Justify your answer.
Note: $g(x)^3=g(x)\cdot g(x)\cdot g(x)$.
My attempt:
I first considered some algebraic manipulations, but I couldn't express $g(x)$ in terms of $x^2, e^x$ or any other elementary function, so I looked up for the Lambert W function, but the expression I have isn't of the form: $$e^{g(x)}+bg(x)+c,\quad b,c\in\Bbb R.$$
I turned to analyzing its behaviour.
$e^{g(x)}+(1+e^x)g(x)^3=1+x^2\ge 1$
Let $h(x)=e^{g(x)}+(1+e^x)g(x)^3=1+x^2,\space h(x)$ is even, differentiable and has a global minimum at $x=0$ and is decreasing on $(-\infty,0)$ and increasing on $[0,+\infty)$.
$e^{g(x)}>0,\space e^x+1>1\space\forall x\in\Bbb R$, so
$$\begin{aligned}e^{g(x)}=1+x^2-(1+e^x)g(x)^3&>0\\ g(x)^3&<\frac{1+x^2}{1+e^x}\\\iff g(x)&<\sqrt[3]{\frac{1+x^2}{1+e^x}}\\\implies\lim_{x\to \color{red}{+}\infty}g(x)&<\lim_{x\to\color{red}{+}\infty}\sqrt{\frac{1+x^2}{1+e^x}}=0\end{aligned}$$
But I couldn't conclude anything for $g(x)$ except that $\lim\limits_{x\to+\infty}e^{g(x)}<1$ and $\lim\limits_{x\to-\infty}\frac{1+x^2}{1+e^x}=\infty$.
I tried to differentiate $h(x)$: $$h'(x)=g'(x)e^{g(x)}+e^xg(x)^3+(1+e^x)3g'(x)g(x)^2,$$ but it doesn't seem fruitful.
Is there another way of determing whether such unique function exists, that I failed to see?
Thank you in advance!
It asks whether there exists a unique $y$ such that $e^{y} + (1+e^{x}) y^{3} = 1+x^{2}$ for each $x$.
Fix $x$, and consider a function $$ H(y):= e^{y} + (1+e^{x})y^{3} - 1-x^{2}. $$ We see that $\frac{dH}{dy} = e^{y} + 3y^{2}(1+e^{x}) >0$ for all $y \in \mathbb{R}$: $H$ is strictly increasing. Furthermore, $\lim_{y \rightarrow \pm \infty} H(y) = \pm \infty$. Indeed, we compare $H(y)$ with $H_{1}(y) := e^{y} - 1-x^{2}$ and $H_{2}(y):=(1+e^{x})y^{3} - 1 - x^{2}$: $H(y) \ge H_{1}(y)$ and $H(y) \le H_{2}(y)$ always. Now observe $\lim_{y \rightarrow +\infty} H_{1}(y) = +\infty$ and $\lim_{y \rightarrow -\infty} H_{2}(y) = -\infty$.

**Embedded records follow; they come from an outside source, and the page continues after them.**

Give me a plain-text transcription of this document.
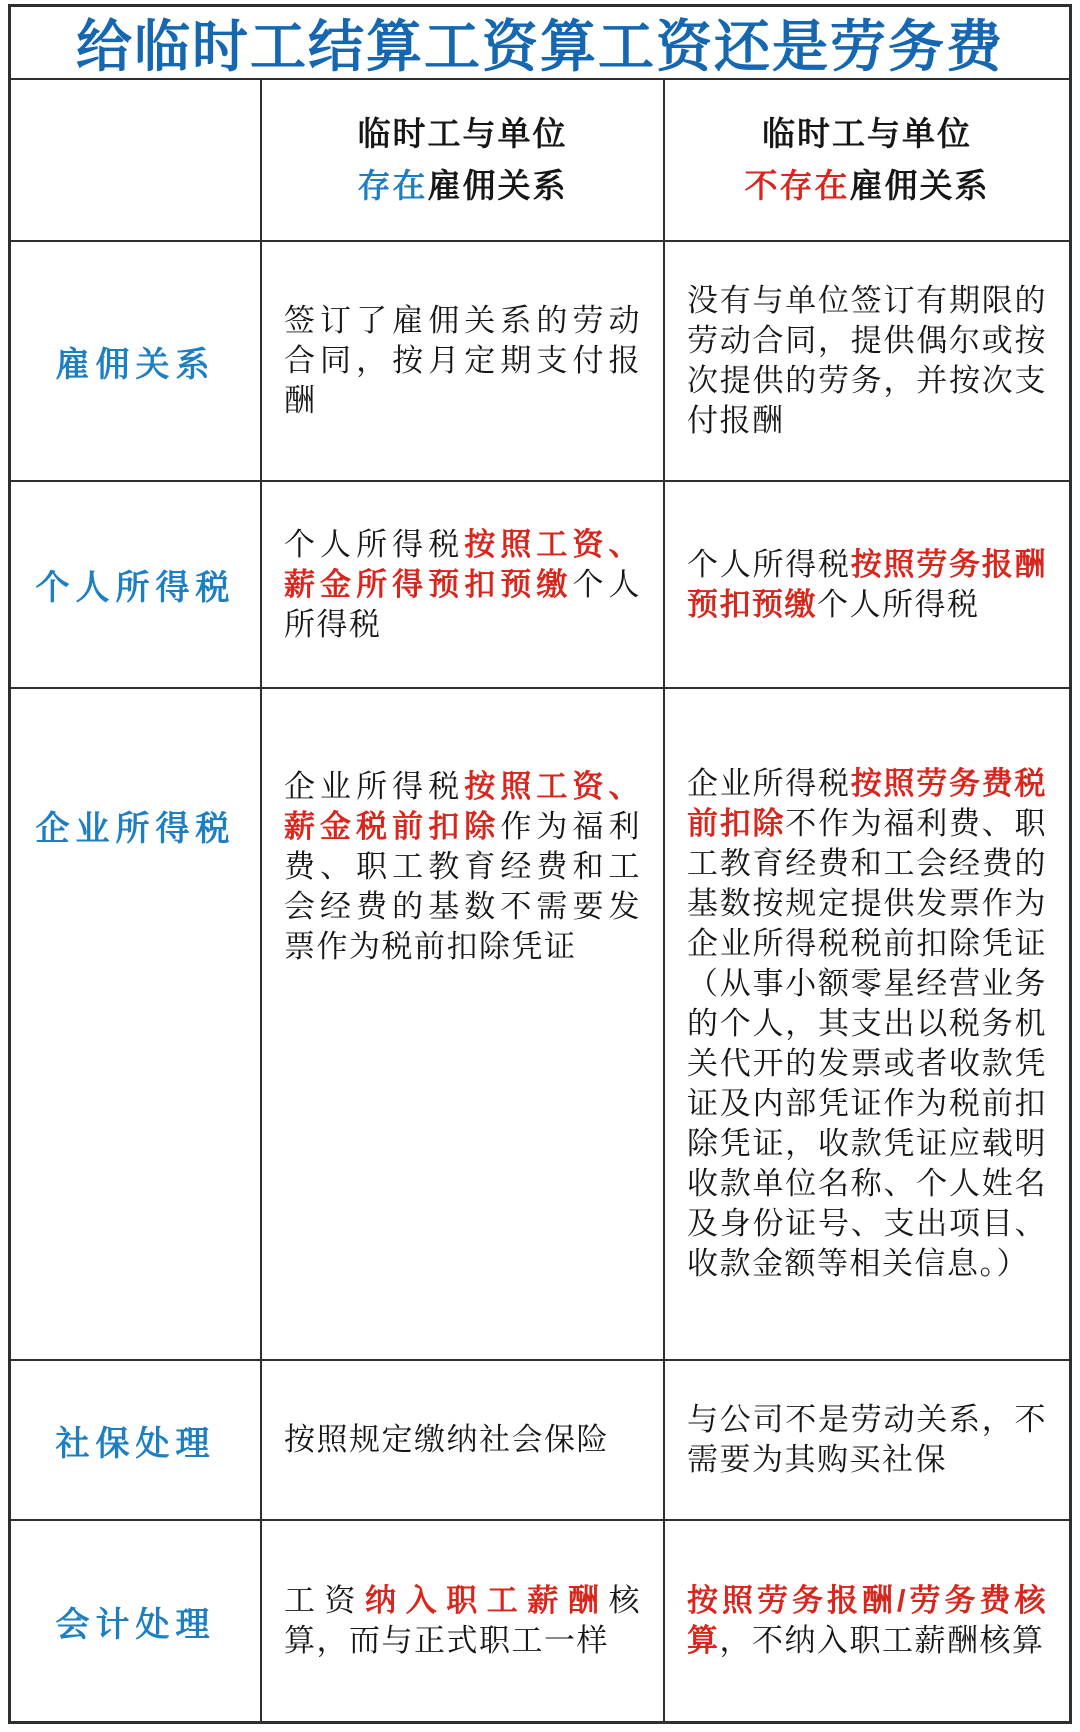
给临时工结算工资算工资还是劳务费
临时工与单位
存在雇佣关系
临时工与单位
不存在雇佣关系
雇佣关系
签订了雇佣关系的劳动合同，按月定期支付报酬
没有与单位签订有期限的劳动合同，提供偶尔或按次提供的劳务，并按次支付报酬
个人所得税
个人所得税按照工资、薪金所得预扣预缴个人所得税
个人所得税按照劳务报酬预扣预缴个人所得税
企业所得税
企业所得税按照工资、薪金税前扣除作为福利费、职工教育经费和工会经费的基数不需要发票作为税前扣除凭证
企业所得税按照劳务费税前扣除不作为福利费、职工教育经费和工会经费的基数按规定提供发票作为企业所得税税前扣除凭证（从事小额零星经营业务的个人，其支出以税务机关代开的发票或者收款凭证及内部凭证作为税前扣除凭证，收款凭证应载明收款单位名称、个人姓名及身份证号、支出项目、收款金额等相关信息。）
社保处理 按照规定缴纳社会保险
与公司不是劳动关系，不需要为其购买社保
会计处理
工资纳入职工薪酬核算，而与正式职工一样
按照劳务报酬/劳务费核算，不纳入职工薪酬核算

By the continuity of $H$ and the intermediate value theorem, there exists some $y$ such that $H(y) = 0$. By strict monotonicity of $H$, such $y$ is unique. Thus, for each $x \in \mathbb{R}$, there exists a unique value $y=g(x)$ satisfying the condition you desired.